Learning paradigms

Paradigms of Machine Learning (main ones)

There are several ways to separate tasks and problems in machine learning into categories based on the logical way of proceeding and the type of outcome desired. The main, traditional ones are supervised and unsupervised learning, which are different in the approach and the type of data you feed in, but there are some other paradigms which are getting interest in more recent times (for instance reinforcement learning).

Supervised learning

In supervised learning, you teach the machine to learn from data points that have a target value against them specifying the ground truth.

In the case of a regression you want to predict the value of the dependent variable given the independent variable(s); in the case of a classification, you have data separated into categories, identified by their labels and try to predict the target class of the data point. In both cases the machine is trained to learn from existing matches in order to generalise on new data and spit out the target value for those.

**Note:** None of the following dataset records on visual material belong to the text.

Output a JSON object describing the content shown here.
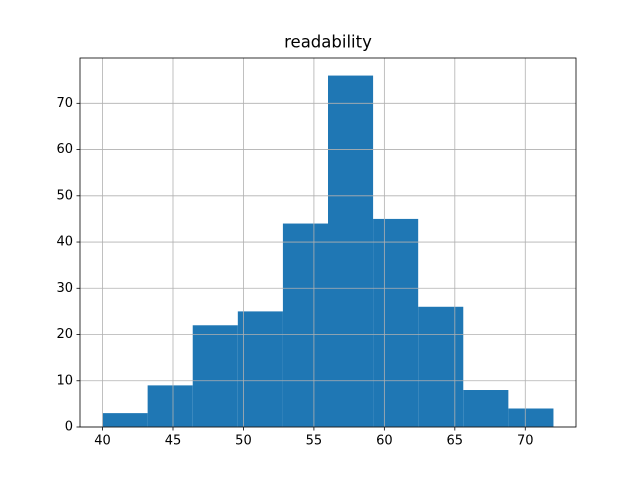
{
  "chart_data": {
    "type": "histogram",
    "title": "readability",
    "bins": [
      40,
      43.2,
      46.4,
      49.6,
      52.8,
      56,
      59.2,
      62.4,
      65.6,
      68.8,
      72
    ],
    "values": [
      3,
      9,
      22,
      25,
      44,
      76,
      45,
      26,
      8,
      4
    ],
    "color": "#1f77b4",
    "xlim": [
      38.4,
      73.6
    ],
    "xticks": [
      40,
      45,
      50,
      55,
      60,
      65,
      70
    ],
    "ylim": [
      0,
      79.8
    ],
    "yticks": [
      0,
      10,
      20,
      30,
      40,
      50,
      60,
      70
    ],
    "grid": true
  }
}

In fact, regression and classification are the main problems you tackle in a supervised learning setting.

Unsupervised learning

Learning is unsupervised when there are no labels in the training set that specify the ground truth. This type of machine learning deals with extracting patterns from the data, understanding and manipulating its structure in order to separate group of points which are somehow similar.

Clustering is one instance of unsupervised learning: you try to group data points together into groups for similarity; another task is anomaly detection, where the computer flag some data point as weird with respect to the rest. Other techniques which usually get classed in this paradigm deal with the shrinking of data points into smaller sets which contain most of the relevant original information, these usually go under the name of dimensionality reduction.